Tax reform should be directed at encouraging social justice at a time when the wealth gap is widening in Taiwanese society, academics and social activists said at a seminar yesterday.
Speaking at the seminar, sponsored by the Garden of Hope Foundation, Peacetime Foundation of Taiwan chairman Chien Hsi-chieh said that the new government should capitalize on improved ties with China to lower defense spending and transfer the savings to cultural, educational and social welfare activities.
BUDGETING
He said that despite improved ties with China under the Chinese Nationalist Party (KMT) government led by President Ma Ying-jeou (馬英九), the budget for national defense spending this year has been set at NT$341.1 billion (US$11.2 billion), accounting for the biggest single budget category, at 20.1 percent of overall expenditures.
Its share of the total budget, which was approved earlier this year under the previous Democratic Progressive Party administration, is 16.4 percent higher than last year’s, he said.

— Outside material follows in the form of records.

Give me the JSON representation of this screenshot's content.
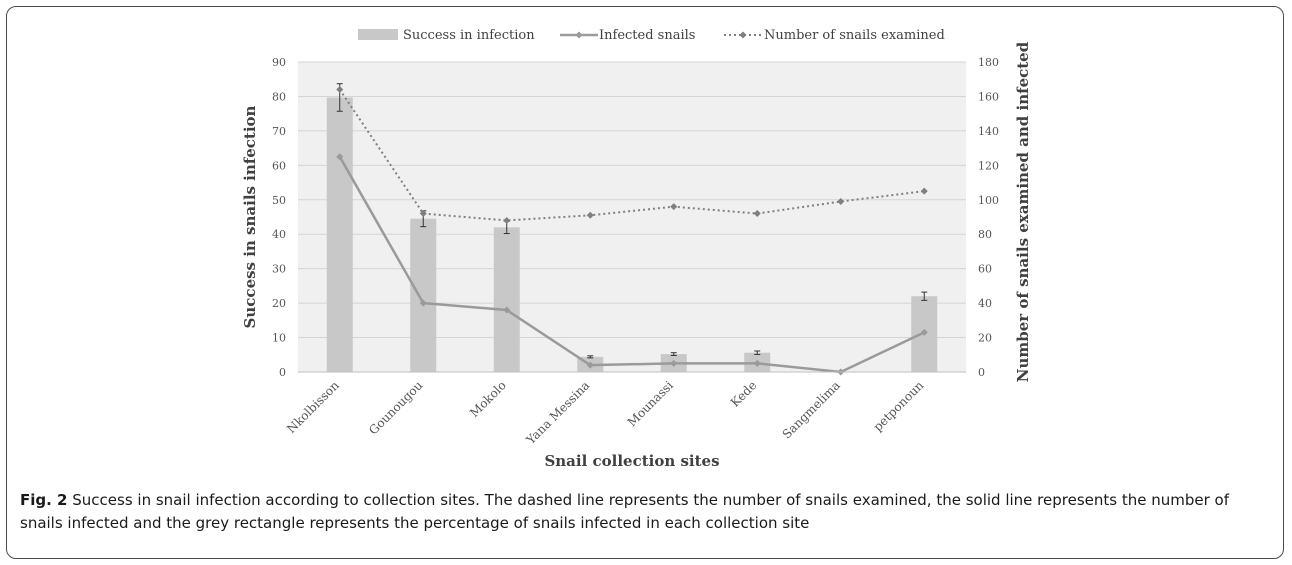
{
  "chart_data": {
    "type": "bar",
    "categories": [
      "Nkolbisson",
      "Gounougou",
      "Mokolo",
      "Yana Messina",
      "Mounassi",
      "Kede",
      "Sangmelima",
      "petponoun"
    ],
    "xlabel": "Snail collection sites",
    "ylabel": "Success in snails infection",
    "y2label": "Number of snails examined and infected",
    "ylim": [
      0,
      90
    ],
    "yticks": [
      0,
      10,
      20,
      30,
      40,
      50,
      60,
      70,
      80,
      90
    ],
    "y2lim": [
      0,
      180
    ],
    "y2ticks": [
      0,
      20,
      40,
      60,
      80,
      100,
      120,
      140,
      160,
      180
    ],
    "legend_position": "top",
    "series": [
      {
        "name": "Success in infection",
        "kind": "bar",
        "axis": "left",
        "color": "#c8c8c8",
        "values": [
          79.7,
          44.5,
          42,
          4.4,
          5.2,
          5.6,
          0,
          22
        ],
        "errors": [
          4,
          2.3,
          1.8,
          0.3,
          0.4,
          0.5,
          0,
          1.2
        ]
      },
      {
        "name": "Infected snails",
        "kind": "line",
        "style": "solid",
        "axis": "right",
        "color": "#9a9a9a",
        "values": [
          125,
          40,
          36,
          4,
          5,
          5,
          0,
          23
        ]
      },
      {
        "name": "Number of snails examined",
        "kind": "line",
        "style": "dotted",
        "axis": "right",
        "color": "#7f7f7f",
        "values": [
          164,
          92,
          88,
          91,
          96,
          92,
          99,
          105
        ]
      }
    ]
  },
  "caption": {
    "label": "Fig. 2",
    "text": " Success in snail infection according to collection sites. The dashed line represents the number of snails examined, the solid line represents the number of snails infected and the grey rectangle represents the percentage of snails infected in each collection site"
  }
}
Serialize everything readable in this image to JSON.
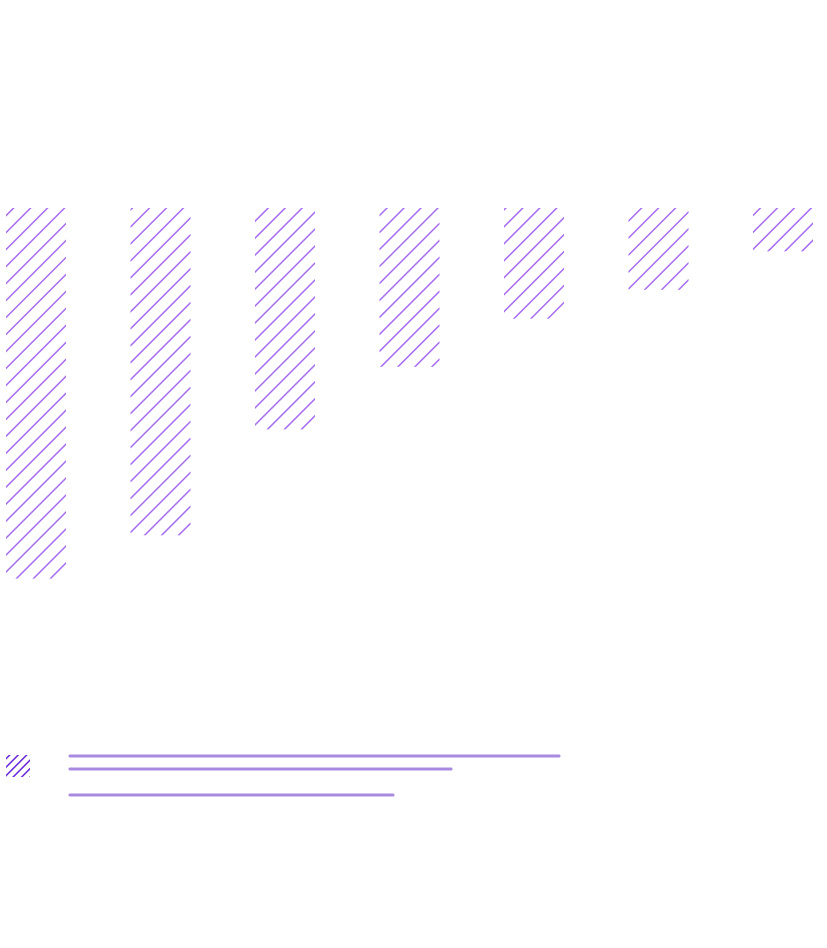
{
  "chart_data": {
    "type": "bar",
    "categories": [
      "",
      "",
      "",
      "",
      "",
      "",
      ""
    ],
    "values": [
      385,
      340,
      230,
      165,
      115,
      85,
      45
    ],
    "ylim": [
      0,
      400
    ],
    "grid": false,
    "orientation": "top-down",
    "legend": {
      "placement": "bottom-left"
    }
  },
  "colors": {
    "bar_hatch": "#a66cf0",
    "legend_swatch": "#6a2ad8",
    "legend_lines": "#a98ae0",
    "background": "#ffffff"
  }
}
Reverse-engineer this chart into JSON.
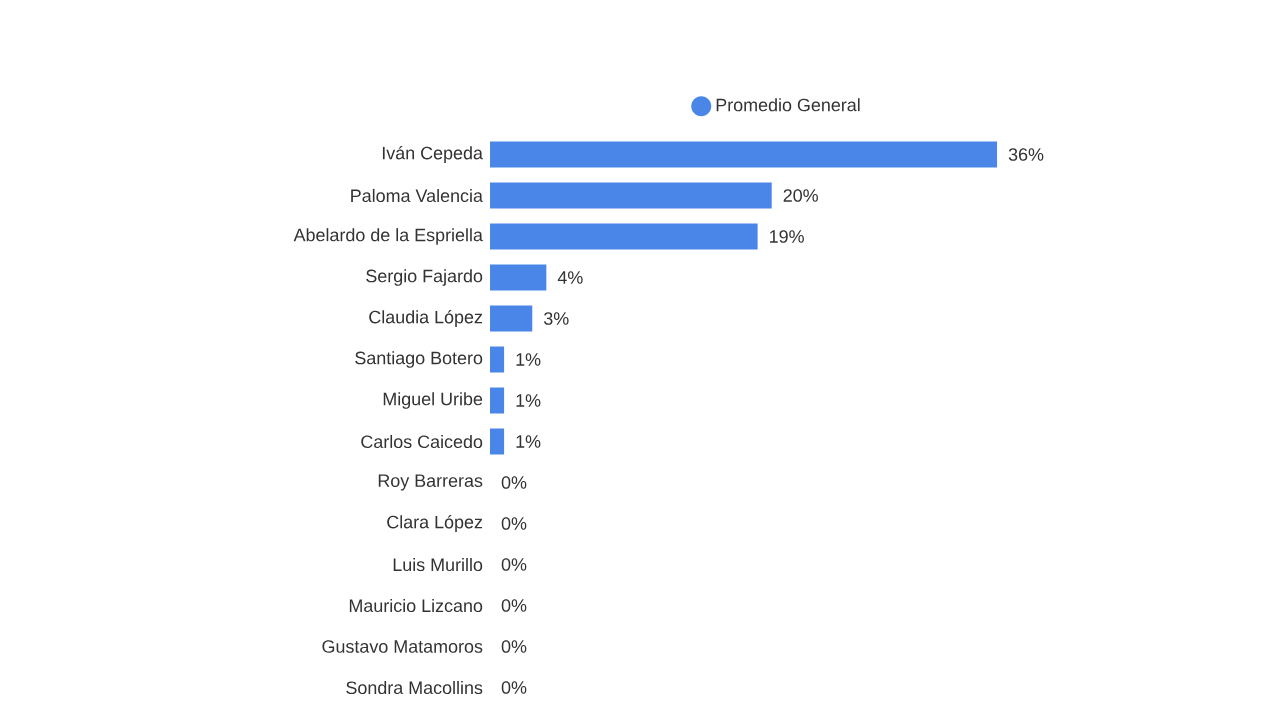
{
  "chart_data": {
    "type": "bar",
    "orientation": "horizontal",
    "legend": "top",
    "categories": [
      "Iván Cepeda",
      "Paloma Valencia",
      "Abelardo de la Espriella",
      "Sergio Fajardo",
      "Claudia López",
      "Santiago Botero",
      "Miguel Uribe",
      "Carlos Caicedo",
      "Roy Barreras",
      "Clara López",
      "Luis Murillo",
      "Mauricio Lizcano",
      "Gustavo Matamoros",
      "Sondra Macollins"
    ],
    "series": [
      {
        "name": "Promedio General",
        "color": "#4a86e8",
        "values": [
          36,
          20,
          19,
          4,
          3,
          1,
          1,
          1,
          0,
          0,
          0,
          0,
          0,
          0
        ],
        "value_labels": [
          "36%",
          "20%",
          "19%",
          "4%",
          "3%",
          "1%",
          "1%",
          "1%",
          "0%",
          "0%",
          "0%",
          "0%",
          "0%",
          "0%"
        ]
      }
    ]
  }
}
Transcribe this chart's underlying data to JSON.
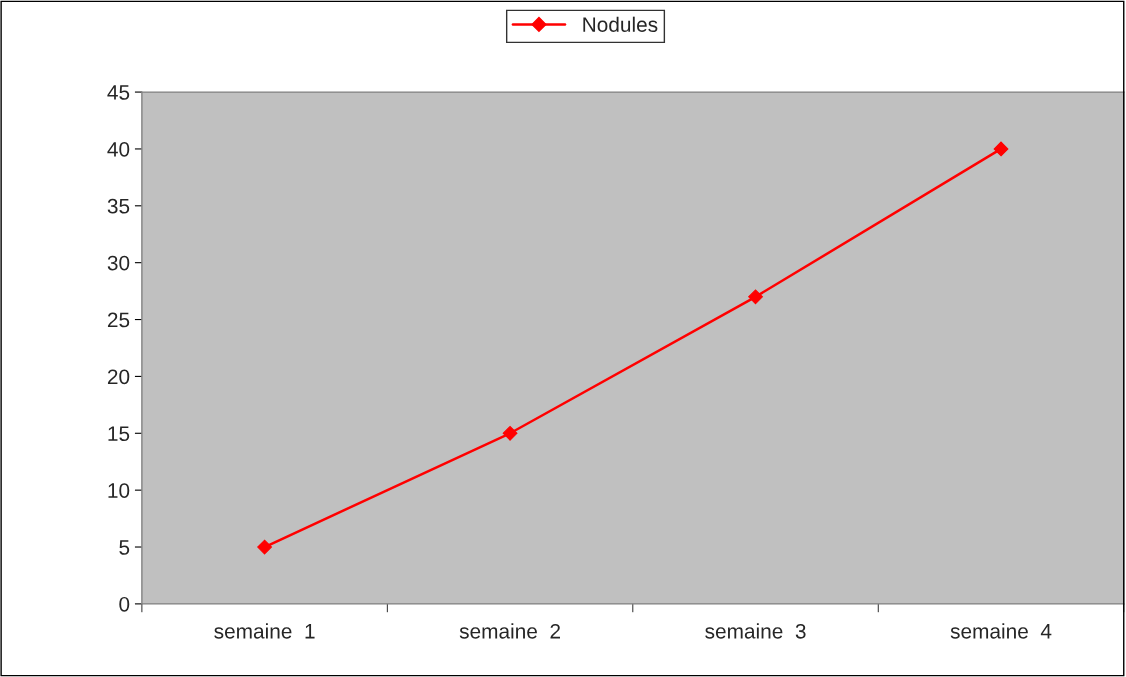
{
  "chart_data": {
    "type": "line",
    "categories": [
      "semaine  1",
      "semaine  2",
      "semaine  3",
      "semaine  4"
    ],
    "series": [
      {
        "name": "Nodules",
        "color": "#ff0000",
        "values": [
          5,
          15,
          27,
          40
        ]
      }
    ],
    "ylim": [
      0,
      45
    ],
    "yticks": [
      0,
      5,
      10,
      15,
      20,
      25,
      30,
      35,
      40,
      45
    ],
    "grid": false,
    "legend": "top",
    "marker": "diamond",
    "line_style": "solid"
  }
}
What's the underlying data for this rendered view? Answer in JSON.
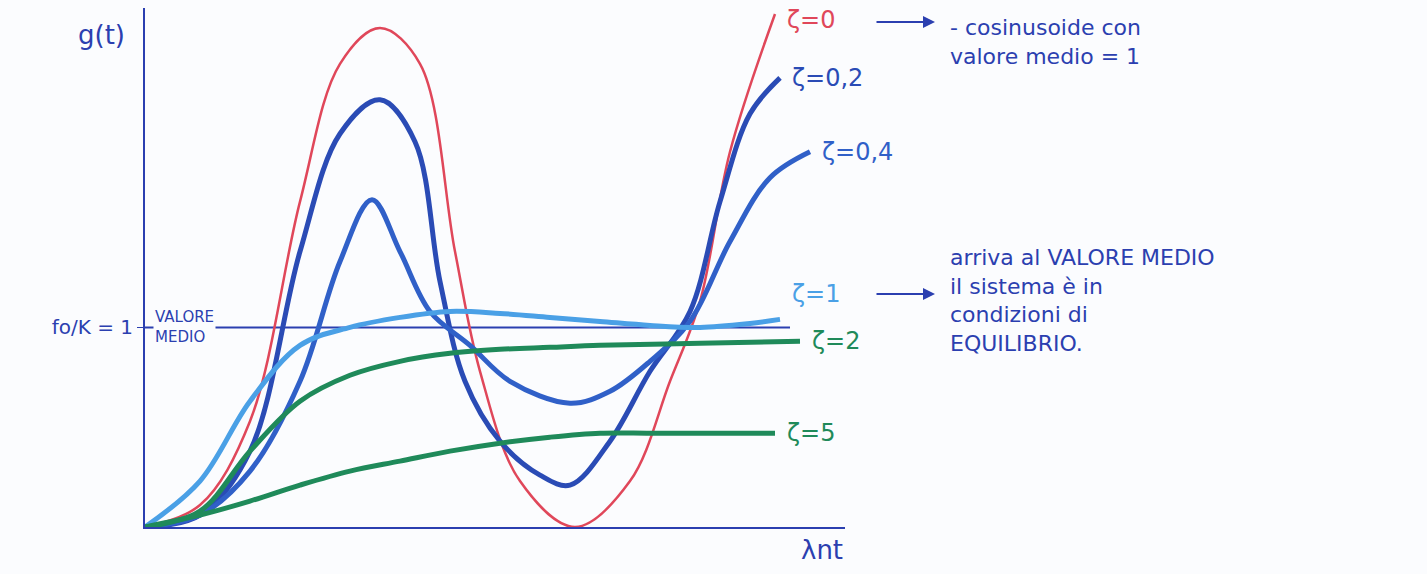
{
  "chart_data": {
    "type": "line",
    "x_label": "λnt",
    "y_label": "g(t)",
    "xlim": [
      0,
      7
    ],
    "ylim": [
      0,
      2.6
    ],
    "yticks": [
      {
        "value": 1,
        "label": "fo/K = 1"
      }
    ],
    "tick_labels": "y",
    "grid": false,
    "reference_line": {
      "y": 1,
      "x": [
        0,
        6.45
      ],
      "label": "VALORE MEDIO",
      "color": "#2b3fb0"
    },
    "series": [
      {
        "name": "ζ=0",
        "color": "#e0475a",
        "x": [
          0,
          0.55,
          1.05,
          1.55,
          1.95,
          2.35,
          2.75,
          3.1,
          3.35,
          3.75,
          4.3,
          4.85,
          5.25,
          5.55,
          5.85,
          6.3
        ],
        "values": [
          0,
          0.11,
          0.53,
          1.63,
          2.32,
          2.5,
          2.32,
          1.38,
          0.78,
          0.23,
          0,
          0.23,
          0.73,
          1.13,
          1.88,
          2.57
        ],
        "annotation": [
          "- cosinusoide con",
          "valore medio = 1"
        ]
      },
      {
        "name": "ζ=0,2",
        "color": "#2a4bb5",
        "x": [
          0,
          0.55,
          1.05,
          1.55,
          1.95,
          2.35,
          2.7,
          2.95,
          3.2,
          3.55,
          3.95,
          4.25,
          4.65,
          5.05,
          5.45,
          5.75,
          6.05,
          6.35
        ],
        "values": [
          0,
          0.06,
          0.38,
          1.38,
          1.97,
          2.14,
          1.93,
          1.23,
          0.73,
          0.43,
          0.26,
          0.21,
          0.43,
          0.78,
          1.08,
          1.63,
          2.07,
          2.25
        ]
      },
      {
        "name": "ζ=0,4",
        "color": "#3060c8",
        "x": [
          0,
          0.55,
          1.05,
          1.55,
          1.95,
          2.27,
          2.55,
          2.85,
          3.25,
          3.65,
          4.25,
          4.65,
          5.05,
          5.45,
          5.85,
          6.25,
          6.65
        ],
        "values": [
          0,
          0.06,
          0.28,
          0.73,
          1.33,
          1.64,
          1.38,
          1.08,
          0.91,
          0.73,
          0.62,
          0.68,
          0.83,
          1.03,
          1.43,
          1.75,
          1.88
        ]
      },
      {
        "name": "ζ=1",
        "color": "#4aa0e6",
        "x": [
          0,
          0.55,
          1.05,
          1.55,
          2.05,
          2.55,
          3.05,
          3.55,
          4.05,
          4.55,
          5.05,
          5.55,
          6.05,
          6.35
        ],
        "values": [
          0,
          0.23,
          0.63,
          0.91,
          1.0,
          1.05,
          1.08,
          1.07,
          1.05,
          1.03,
          1.01,
          1.0,
          1.02,
          1.04
        ],
        "annotation": [
          "arriva al VALORE MEDIO",
          "il sistema è in",
          "condizioni di",
          "EQUILIBRIO."
        ]
      },
      {
        "name": "ζ=2",
        "color": "#1f8a5a",
        "x": [
          0,
          0.55,
          1.05,
          1.55,
          2.05,
          2.55,
          3.05,
          3.55,
          4.05,
          4.55,
          5.55,
          6.55
        ],
        "values": [
          0,
          0.08,
          0.38,
          0.63,
          0.76,
          0.83,
          0.87,
          0.89,
          0.9,
          0.91,
          0.92,
          0.93
        ]
      },
      {
        "name": "ζ=5",
        "color": "#1f8a5a",
        "x": [
          0,
          0.55,
          1.05,
          1.55,
          2.05,
          2.55,
          3.05,
          3.55,
          4.05,
          4.55,
          5.05,
          5.55,
          6.3
        ],
        "values": [
          0,
          0.06,
          0.13,
          0.21,
          0.28,
          0.33,
          0.38,
          0.42,
          0.45,
          0.47,
          0.47,
          0.47,
          0.47
        ]
      }
    ]
  }
}
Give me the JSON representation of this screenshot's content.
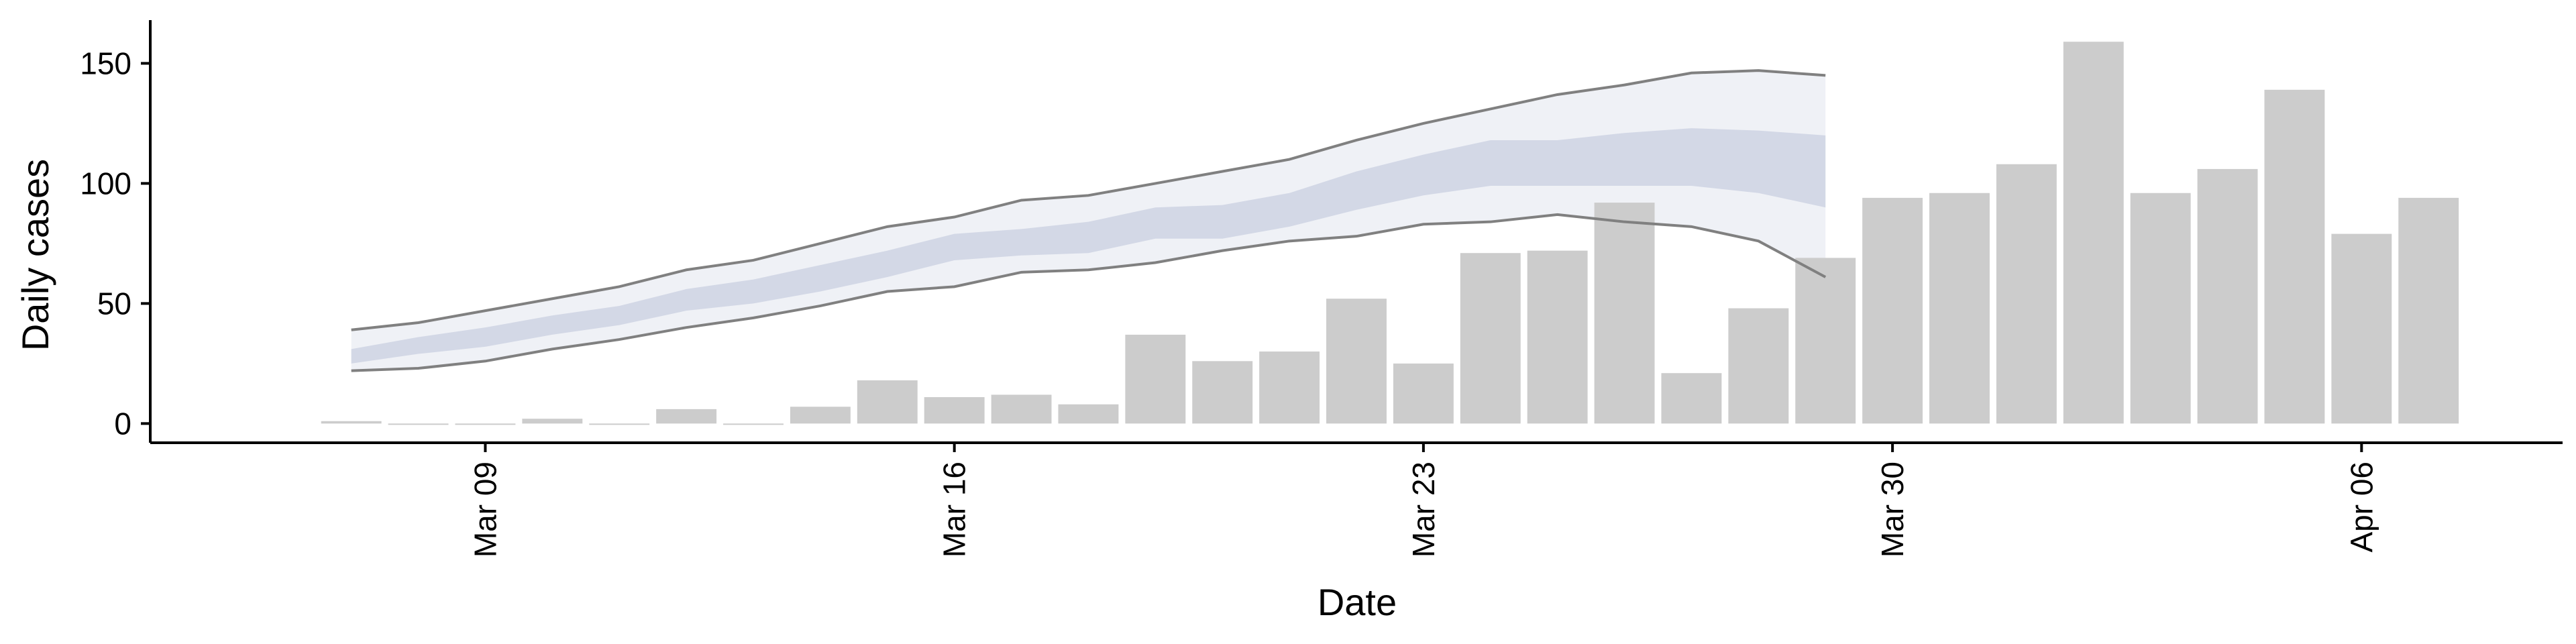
{
  "chart_data": {
    "type": "bar",
    "title": "",
    "xlabel": "Date",
    "ylabel": "Daily cases",
    "ylim": [
      -8,
      168
    ],
    "y_ticks": [
      0,
      50,
      100,
      150
    ],
    "x_ticks": [
      {
        "date": "2020-03-09",
        "label": "Mar 09"
      },
      {
        "date": "2020-03-16",
        "label": "Mar 16"
      },
      {
        "date": "2020-03-23",
        "label": "Mar 23"
      },
      {
        "date": "2020-03-30",
        "label": "Mar 30"
      },
      {
        "date": "2020-04-06",
        "label": "Apr 06"
      }
    ],
    "x_range": [
      "2020-03-04",
      "2020-04-09"
    ],
    "grid": false,
    "legend": "none",
    "colors": {
      "bars": "#cccccc",
      "band_outer": "#eceef5",
      "band_inner": "#c8cde0",
      "lines": "#808080"
    },
    "bars": {
      "dates": [
        "2020-03-07",
        "2020-03-08",
        "2020-03-09",
        "2020-03-10",
        "2020-03-11",
        "2020-03-12",
        "2020-03-13",
        "2020-03-14",
        "2020-03-15",
        "2020-03-16",
        "2020-03-17",
        "2020-03-18",
        "2020-03-19",
        "2020-03-20",
        "2020-03-21",
        "2020-03-22",
        "2020-03-23",
        "2020-03-24",
        "2020-03-25",
        "2020-03-26",
        "2020-03-27",
        "2020-03-28",
        "2020-03-29",
        "2020-03-30",
        "2020-03-31",
        "2020-04-01",
        "2020-04-02",
        "2020-04-03",
        "2020-04-04",
        "2020-04-05",
        "2020-04-06",
        "2020-04-07"
      ],
      "values": [
        1,
        0,
        0,
        2,
        0,
        6,
        0,
        7,
        18,
        11,
        12,
        8,
        37,
        26,
        30,
        52,
        25,
        71,
        72,
        92,
        21,
        48,
        69,
        94,
        96,
        108,
        159,
        96,
        106,
        139,
        79,
        94
      ]
    },
    "forecast": {
      "dates": [
        "2020-03-07",
        "2020-03-08",
        "2020-03-09",
        "2020-03-10",
        "2020-03-11",
        "2020-03-12",
        "2020-03-13",
        "2020-03-14",
        "2020-03-15",
        "2020-03-16",
        "2020-03-17",
        "2020-03-18",
        "2020-03-19",
        "2020-03-20",
        "2020-03-21",
        "2020-03-22",
        "2020-03-23",
        "2020-03-24",
        "2020-03-25",
        "2020-03-26",
        "2020-03-27",
        "2020-03-28",
        "2020-03-29"
      ],
      "upper": [
        39,
        42,
        47,
        52,
        57,
        64,
        68,
        75,
        82,
        86,
        93,
        95,
        100,
        105,
        110,
        118,
        125,
        131,
        137,
        141,
        146,
        147,
        145
      ],
      "inner_upper": [
        31,
        36,
        40,
        45,
        49,
        56,
        60,
        66,
        72,
        79,
        81,
        84,
        90,
        91,
        96,
        105,
        112,
        118,
        118,
        121,
        123,
        122,
        120
      ],
      "inner_lower": [
        25,
        29,
        32,
        37,
        41,
        47,
        50,
        55,
        61,
        68,
        70,
        71,
        77,
        77,
        82,
        89,
        95,
        99,
        99,
        99,
        99,
        96,
        90
      ],
      "lower": [
        22,
        23,
        26,
        31,
        35,
        40,
        44,
        49,
        55,
        57,
        63,
        64,
        67,
        72,
        76,
        78,
        83,
        84,
        87,
        84,
        82,
        76,
        61
      ]
    }
  }
}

On the other hand, the budget for education this year has dwindled to NT$318.3 billion, or 18.7 percent of total expenditures, down from its 19.3 percent share last year, Chien said.
The budget for social welfare programs only accounts for 17.5 percent of overall spending, he said, leading him to question why defense spending could not be slashed in favor of education and social welfare activities.
To provide the public with non-commercialized, equitable and universal education and social welfare systems, Chien said Taiwan needed to reform its tax system to raise revenues because the current average income tax rate of 13.7 percent is not sufficient to support the government’s spending needs.
TAKE FROM THE RICH
He suggested that the government increase its tax base by reducing or eliminating tax breaks for high-income earners and impose taxes on capital and overseas investment gains.
Tseng Chu-wei (曾巨威), an economics professor at National Chengchi University, said that the government should take action to stamp out tax evasion among the wealthy.
He proposed that the government launch tax reform legislation that would help the poor gain a greater share of national resources through social welfare programs.
National Taiwan University professor Lin Wan-i (林萬億) warned the KMT government of severe consequences if it devotes too many resources to specific interest groups just to deliver on Ma’s campaign promises.
Excessive spending on social welfare benefits and programs like labor pension reform would unfairly pass on financial debts to future generations if the government failed to manage its resources within reasonable constraints, Lin said.